A: 

Your xslt will be

<xsl:template match="/rootnode">
    <xsl:for-each select="child">
        <xsl:if test="contains(@id,'child')">
        ... do your stuff here....
        </xsl:if>
    </xsl:for-each>
</xsl:template>

You can also use starts-with function see http://www.w3schools.com/xpath/xpath_functions.asp for complete reference

ajay_whiz
I want to iterate only through the child node having id like 'child'ie it should return only me the child node [child1,child2,child3,child3,child4,child5,child6]
Amit Shah
@Amit added a if clause
ajay_whiz
I got your solution,But I have more than 2000 child node.
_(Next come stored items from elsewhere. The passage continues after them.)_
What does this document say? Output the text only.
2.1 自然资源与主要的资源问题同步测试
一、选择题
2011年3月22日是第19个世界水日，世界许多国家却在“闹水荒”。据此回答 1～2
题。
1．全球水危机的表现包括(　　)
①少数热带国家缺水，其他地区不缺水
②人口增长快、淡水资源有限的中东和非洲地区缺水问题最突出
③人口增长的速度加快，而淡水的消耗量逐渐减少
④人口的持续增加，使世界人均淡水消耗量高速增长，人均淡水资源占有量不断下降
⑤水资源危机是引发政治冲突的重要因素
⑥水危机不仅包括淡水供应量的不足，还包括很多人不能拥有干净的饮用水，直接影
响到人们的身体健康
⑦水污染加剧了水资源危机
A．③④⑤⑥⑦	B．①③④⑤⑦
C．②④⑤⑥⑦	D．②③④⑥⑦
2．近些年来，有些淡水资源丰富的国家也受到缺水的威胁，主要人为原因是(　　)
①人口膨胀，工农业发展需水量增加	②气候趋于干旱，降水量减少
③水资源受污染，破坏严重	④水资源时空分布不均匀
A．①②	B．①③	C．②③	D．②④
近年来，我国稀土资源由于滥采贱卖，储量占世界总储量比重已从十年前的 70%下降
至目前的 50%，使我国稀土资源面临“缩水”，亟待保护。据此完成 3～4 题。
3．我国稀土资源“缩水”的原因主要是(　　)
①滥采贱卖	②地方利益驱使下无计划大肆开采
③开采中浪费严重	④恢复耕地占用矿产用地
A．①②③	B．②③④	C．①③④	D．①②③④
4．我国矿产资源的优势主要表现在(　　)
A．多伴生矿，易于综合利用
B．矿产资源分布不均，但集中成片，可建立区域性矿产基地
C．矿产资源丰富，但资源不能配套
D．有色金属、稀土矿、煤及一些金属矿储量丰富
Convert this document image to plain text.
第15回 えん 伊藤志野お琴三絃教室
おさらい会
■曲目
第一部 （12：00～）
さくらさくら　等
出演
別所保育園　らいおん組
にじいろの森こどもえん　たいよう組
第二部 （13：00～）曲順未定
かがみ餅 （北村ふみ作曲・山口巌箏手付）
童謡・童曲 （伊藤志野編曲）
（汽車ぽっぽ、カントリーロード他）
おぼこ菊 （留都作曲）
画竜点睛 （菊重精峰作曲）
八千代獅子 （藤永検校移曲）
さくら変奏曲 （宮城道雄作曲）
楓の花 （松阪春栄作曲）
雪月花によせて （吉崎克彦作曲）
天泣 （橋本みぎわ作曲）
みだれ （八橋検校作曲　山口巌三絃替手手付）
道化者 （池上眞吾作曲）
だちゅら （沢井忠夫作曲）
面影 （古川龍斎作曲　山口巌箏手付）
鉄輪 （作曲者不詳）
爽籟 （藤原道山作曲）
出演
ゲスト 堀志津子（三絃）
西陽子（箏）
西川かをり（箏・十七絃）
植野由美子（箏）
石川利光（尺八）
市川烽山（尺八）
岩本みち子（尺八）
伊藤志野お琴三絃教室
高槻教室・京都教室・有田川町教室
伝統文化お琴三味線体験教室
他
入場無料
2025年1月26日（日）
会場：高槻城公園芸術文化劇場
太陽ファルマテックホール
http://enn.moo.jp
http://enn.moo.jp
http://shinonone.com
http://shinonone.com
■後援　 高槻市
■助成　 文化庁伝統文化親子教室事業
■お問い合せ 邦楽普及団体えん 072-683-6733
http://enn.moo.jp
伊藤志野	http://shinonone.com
If there is no other way,I will go with it as "something is better than nothing"Thanks for your response.
Amit Shah
@Amit not sure if you could do something like <xsl:for-each select="child[contains(@id,'child')=true]">
ajay_whiz
+1  A: 

Its worth learning to not just reach for a for each loop in XSLT - this is a template matching approach to the same thing:

<xsl:template match="/rootnode">
    <xsl:apply-template select="child[starts-with(@id, 'child')]" />
</xsl:template>

<xsl:template match="child">
    <!-- Do stuff -->
</xsl:template>

The key bit is the xpath query in square brackets - something that ajay_whiz also suggested for the for-each loop.

Murph
+1  A: 

For efficiency you could define a key and use that e.g.

<xsl:key name="k1" match="child" use="starts-with(@id, 'child')"/>

<xsl:template match="rootnode">
  <xsl:for-each select="key('k1', true())">
    ...
  </xsl:for-each>
</xsl:template>
Martin Honnen
@Martin Honnen: +1 This is a good answer. But, don't recommend `for-each` instruction when there is no need.